Russia will support Assad leaving power, but after conditions

Russia will support Assad leaving power, but after conditions
Bashar al-Assad with Russian defense minister in Damascus

Middle East Observer – Russia will support Bashar al-Assad leaving office, but only when it is confident a change of leader will not trigger a collapse of the Syrian government.

Getting to that point could take years, and in the meantime Russia is prepared to keep backing Assad, regardless of international pressure to jettison him, those sources said.

Such steadfast support is likely to further complicate already stalled peace talks with Assad’s opponents and sour relations with Washington which wants the Syrian leader gone.

“Russia is not going to part company with Assad until two things happen,” Sir Tony Brenton, Britain’s former ambassador to Russia, told Reuters.

“Firstly, until they are confident he won’t be replaced with some sort of Islamist takeover, and secondly until it can be guaranteed that their own position in Syria, their alliance and their military base, are sustainable going forward.”

The Kremlin, which intervened last year to prop up Assad, fears turmoil in his absence, thinks his regime too fragile for major change, and believes there’s much fighting to do before a transition, say multiple Russian foreign policy sources.

Russia and the United States are co-sponsors of peace talks between the warring sides in the Syria conflict. Those talks, currently on hold, have so far carefully skirted the question of whether a peace deal would require Assad’s departure, so negotiations could theoretically limp along despite the contradictions between the positions of Moscow and Washington.

Moscow has signaled its support for Assad has limits. Russian diplomats have said the Kremlin is backing the Syrian state, not him personally. President Vladimir Putin has said it would be worth considering how members of the opposition could be incorporated into Syrian government structures.

Such talk has fueled Western hopes that Russia might help broker Assad’s exit sooner rather than later.

But sources close to the Kremlin say there are no meaningful signs Russia is ready to cut him loose anytime soon.

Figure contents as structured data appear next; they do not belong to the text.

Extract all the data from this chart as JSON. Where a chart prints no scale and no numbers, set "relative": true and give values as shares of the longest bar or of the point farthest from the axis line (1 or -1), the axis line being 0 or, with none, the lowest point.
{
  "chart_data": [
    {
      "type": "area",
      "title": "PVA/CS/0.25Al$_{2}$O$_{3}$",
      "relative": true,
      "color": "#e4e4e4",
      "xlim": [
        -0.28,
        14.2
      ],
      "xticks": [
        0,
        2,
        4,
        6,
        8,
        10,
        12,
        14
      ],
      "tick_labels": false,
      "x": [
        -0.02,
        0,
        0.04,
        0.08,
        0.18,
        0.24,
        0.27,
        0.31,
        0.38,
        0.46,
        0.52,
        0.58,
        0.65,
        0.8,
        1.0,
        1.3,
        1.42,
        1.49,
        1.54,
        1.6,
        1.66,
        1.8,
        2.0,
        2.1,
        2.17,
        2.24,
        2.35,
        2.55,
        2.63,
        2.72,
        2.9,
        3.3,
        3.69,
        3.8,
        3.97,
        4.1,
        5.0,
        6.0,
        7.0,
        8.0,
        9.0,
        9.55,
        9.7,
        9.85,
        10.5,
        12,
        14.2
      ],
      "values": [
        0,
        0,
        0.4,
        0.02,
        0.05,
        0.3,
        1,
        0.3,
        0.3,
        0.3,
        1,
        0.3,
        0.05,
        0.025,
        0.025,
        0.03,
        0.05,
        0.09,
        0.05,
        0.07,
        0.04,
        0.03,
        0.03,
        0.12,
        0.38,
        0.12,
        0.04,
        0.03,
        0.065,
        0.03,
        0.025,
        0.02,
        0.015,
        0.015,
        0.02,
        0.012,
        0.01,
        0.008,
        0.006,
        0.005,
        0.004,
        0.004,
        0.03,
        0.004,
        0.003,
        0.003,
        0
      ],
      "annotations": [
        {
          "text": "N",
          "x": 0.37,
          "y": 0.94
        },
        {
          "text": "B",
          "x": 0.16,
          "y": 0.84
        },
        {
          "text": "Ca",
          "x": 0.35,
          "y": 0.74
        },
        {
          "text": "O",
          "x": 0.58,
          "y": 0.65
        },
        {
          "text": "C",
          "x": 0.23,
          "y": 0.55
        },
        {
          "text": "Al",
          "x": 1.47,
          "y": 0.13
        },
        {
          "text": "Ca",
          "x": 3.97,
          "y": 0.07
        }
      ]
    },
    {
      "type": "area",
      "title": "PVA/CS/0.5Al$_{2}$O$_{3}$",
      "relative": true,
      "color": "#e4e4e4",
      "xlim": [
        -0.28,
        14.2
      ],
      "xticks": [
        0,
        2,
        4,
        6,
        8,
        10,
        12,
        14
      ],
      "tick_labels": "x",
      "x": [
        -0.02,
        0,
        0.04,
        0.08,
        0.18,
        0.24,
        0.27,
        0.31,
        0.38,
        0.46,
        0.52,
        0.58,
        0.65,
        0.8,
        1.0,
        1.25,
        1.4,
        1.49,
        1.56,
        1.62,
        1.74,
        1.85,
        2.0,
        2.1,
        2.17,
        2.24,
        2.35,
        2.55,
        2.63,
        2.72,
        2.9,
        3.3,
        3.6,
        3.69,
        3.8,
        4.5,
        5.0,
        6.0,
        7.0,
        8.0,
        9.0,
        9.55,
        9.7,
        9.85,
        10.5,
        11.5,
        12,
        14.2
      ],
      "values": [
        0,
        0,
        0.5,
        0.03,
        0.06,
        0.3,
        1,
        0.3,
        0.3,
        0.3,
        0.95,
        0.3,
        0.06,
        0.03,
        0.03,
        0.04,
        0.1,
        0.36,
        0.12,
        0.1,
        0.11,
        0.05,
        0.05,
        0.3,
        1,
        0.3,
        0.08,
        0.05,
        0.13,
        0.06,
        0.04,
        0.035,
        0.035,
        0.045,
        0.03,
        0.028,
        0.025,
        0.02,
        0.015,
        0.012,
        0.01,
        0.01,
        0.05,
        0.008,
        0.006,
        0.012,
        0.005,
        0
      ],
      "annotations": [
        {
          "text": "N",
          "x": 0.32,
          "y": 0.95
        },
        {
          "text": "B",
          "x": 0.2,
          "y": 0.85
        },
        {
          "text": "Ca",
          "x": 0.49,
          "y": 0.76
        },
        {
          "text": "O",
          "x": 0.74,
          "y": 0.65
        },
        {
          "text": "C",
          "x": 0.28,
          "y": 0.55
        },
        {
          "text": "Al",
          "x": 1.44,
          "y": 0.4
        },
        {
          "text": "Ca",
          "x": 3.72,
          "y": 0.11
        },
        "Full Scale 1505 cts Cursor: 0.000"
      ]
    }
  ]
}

“I don’t see any changes now (in Russia’s position on Assad,” said Elena Suponina, a senior Middle East analyst at the Moscow-based Russian Institute for Strategic Studies, which advises the Kremlin. “It’s the same and why change it?”

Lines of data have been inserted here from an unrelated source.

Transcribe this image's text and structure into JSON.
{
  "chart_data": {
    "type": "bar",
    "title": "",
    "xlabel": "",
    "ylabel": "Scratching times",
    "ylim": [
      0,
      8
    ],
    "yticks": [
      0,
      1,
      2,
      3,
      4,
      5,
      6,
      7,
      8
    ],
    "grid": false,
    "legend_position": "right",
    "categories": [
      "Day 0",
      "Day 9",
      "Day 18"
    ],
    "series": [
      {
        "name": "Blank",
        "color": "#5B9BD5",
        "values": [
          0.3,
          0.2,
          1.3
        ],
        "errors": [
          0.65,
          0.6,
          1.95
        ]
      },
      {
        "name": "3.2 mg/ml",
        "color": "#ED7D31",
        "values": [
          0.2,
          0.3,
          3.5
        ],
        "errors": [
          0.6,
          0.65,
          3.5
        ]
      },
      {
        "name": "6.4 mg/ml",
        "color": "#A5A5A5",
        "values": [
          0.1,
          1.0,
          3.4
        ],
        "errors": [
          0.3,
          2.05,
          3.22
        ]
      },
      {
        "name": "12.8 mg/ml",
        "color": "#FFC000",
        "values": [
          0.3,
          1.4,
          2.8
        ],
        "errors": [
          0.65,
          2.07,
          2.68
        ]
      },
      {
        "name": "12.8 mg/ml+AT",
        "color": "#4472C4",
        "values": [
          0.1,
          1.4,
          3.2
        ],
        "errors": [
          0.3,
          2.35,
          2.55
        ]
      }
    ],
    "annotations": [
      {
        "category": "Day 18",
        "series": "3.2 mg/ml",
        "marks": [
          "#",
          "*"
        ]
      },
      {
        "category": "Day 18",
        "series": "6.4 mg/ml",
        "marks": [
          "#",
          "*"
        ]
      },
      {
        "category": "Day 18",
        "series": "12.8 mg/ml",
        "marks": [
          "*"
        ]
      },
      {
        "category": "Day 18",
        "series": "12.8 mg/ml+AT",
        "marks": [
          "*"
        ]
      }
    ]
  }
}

The Syrian crisis started as a peaceful uprising six years ago asking to end injustice in the country. However, Assad regime used violence and brutality against civilians and forces people to hold arms. During the chaos, extremists appeared and sought to achieve their own agendas.

Leaving Assad or supporting him?

On the contrary, state media, which toes the Kremlin’s line, suggests Russia is instead doubling down on Assad and trying to shut down any U.S. attempts to discuss his future.

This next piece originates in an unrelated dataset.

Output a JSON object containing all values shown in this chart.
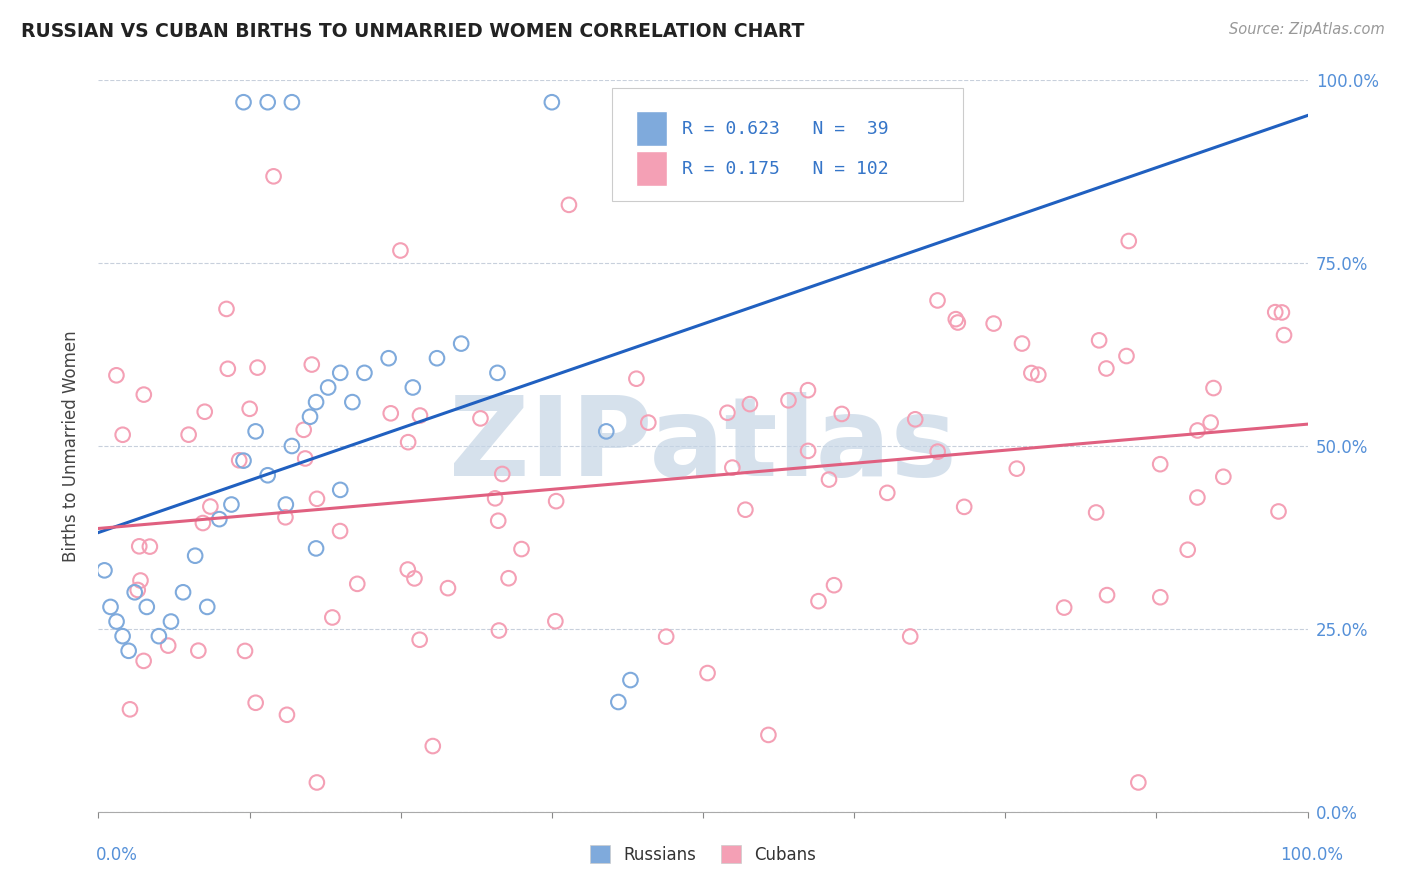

Dmitry Kiselyov, presenter of the main weekly TV news show Vesti Nedeli, told viewers this month that a surprise visit to Syria by Russian Defence Minister Sergei Shoigu was a message to Washington to stop trying to pressure Moscow over Assad.

“Shoigu’s visit and his meeting with Assad is a definite signal from Russia,” said Kiselyov, reputed to be one of Putin’s favorite journalists.

“Who is it the Americans want to see in Assad’s place? Nobody in Washington, including Obama, has explained.”

Fyodor Lukyanov, a foreign policy expert close to the Kremlin who edits the Russia in Global Affairs journal, said there had been talk inside the Russian government about Assad’s future and that he thought a deal was there to be done one day.

But he told Reuters Russia’s current position was “wait and see”, that the Kremlin wanted to first see who became the next U.S. president, and that it would need a lot of time to come up with a plausible alternative to Assad if and when it wanted to.

“How do we know if we remove him the whole system is not going to collapse,” said Lukyanov. “There is a risk of that.”

West cooperating secretly with Assad regime

Bashar al-Assad, the current Syrian president and the root cause of the Syrian crisis, said in an interview to be broadcast on Friday that Western countries had sent security officials to help his government covertly in fighting Islamist militants that fight in Syria.

Assad said Western states – who are strongly opposed to his rule but also face the threat of Islamist attacks at home – were secretly cooperating with his government in counter-terrorism operations.

The interview was made in remarks to Australia’s SBS News channel that were carried by Syrian state media,

“They attack us politically and then they send officials to deal with us under the table, especially the security, including your [the Australian] government,” Assad was quoted as saying.

“They don’t want to upset the United States. Actually most of the Western officials, they only repeat what the United States want them to say. This is the reality,” he said.

There was no immediate comment from Western governments.